Diseases travel rapidly through such immunologically stressed populations, and travel with the animals as they are shuttled throughout the United States between birth and slaughter. That provides ample opportunity for strains to mingle and recombine. An ever-escalating array of industry-developed vaccines confer short-term protection, but at the expense of provoking flu to evolve in unpredictable ways.

... It may well prove impossible to pinpoint exactly where [the new swine flu] first emerged or became infectious to people. But most of its genes are almost certainly part of a North American industrial virus lineage long expected to produce pandemic variants like this one. ...

Read the whole thing, the article goes on to describe the reason the flu has been mutating so fast in recent years, chief being the flu vaccines they give the animals to stop the spread of a sickness that's mainly a problem because of how they're raised.

Biological principles are more complicated than the ones that govern the manufacture of screwdrivers, cars and lampshades. They are, however, reasonably well understood.

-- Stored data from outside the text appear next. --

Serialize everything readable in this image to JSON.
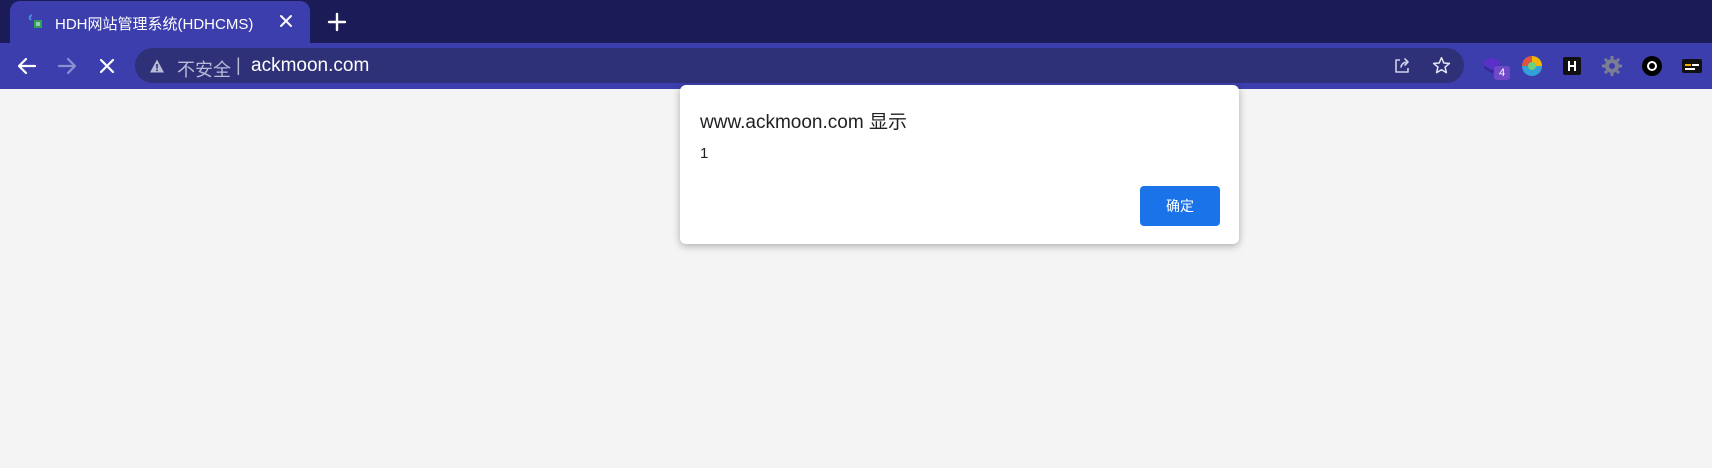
{
  "tab": {
    "title": "HDH网站管理系统(HDHCMS)"
  },
  "omnibox": {
    "security_label": "不安全",
    "separator": "|",
    "url": "ackmoon.com"
  },
  "extensions": {
    "badge_count": "4"
  },
  "dialog": {
    "title": "www.ackmoon.com 显示",
    "message": "1",
    "ok_label": "确定"
  },
  "colors": {
    "tabstrip_bg": "#1b1b57",
    "toolbar_bg": "#3c3ead",
    "omnibox_bg": "#2e3178",
    "page_bg": "#f4f4f4",
    "ok_button": "#1a73e8"
  }
}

Do predictably stupid things, you will get predictably bad results.

And I understand if people want to point out that hunger kills and hurts a lot more people than this outbreak has done. I won't argue that. It's just that the entire food system is broken, and part of that breakage is the mass, monocrop cultivation of grains and legumes solely for the sake of maintaining these animals in extremely unhealthy conditions. That's just stupid.

People need a larger variety of food, these animals need forage, and no animals are healthier when they're packed into tiny crates and forced to stand in their own waste.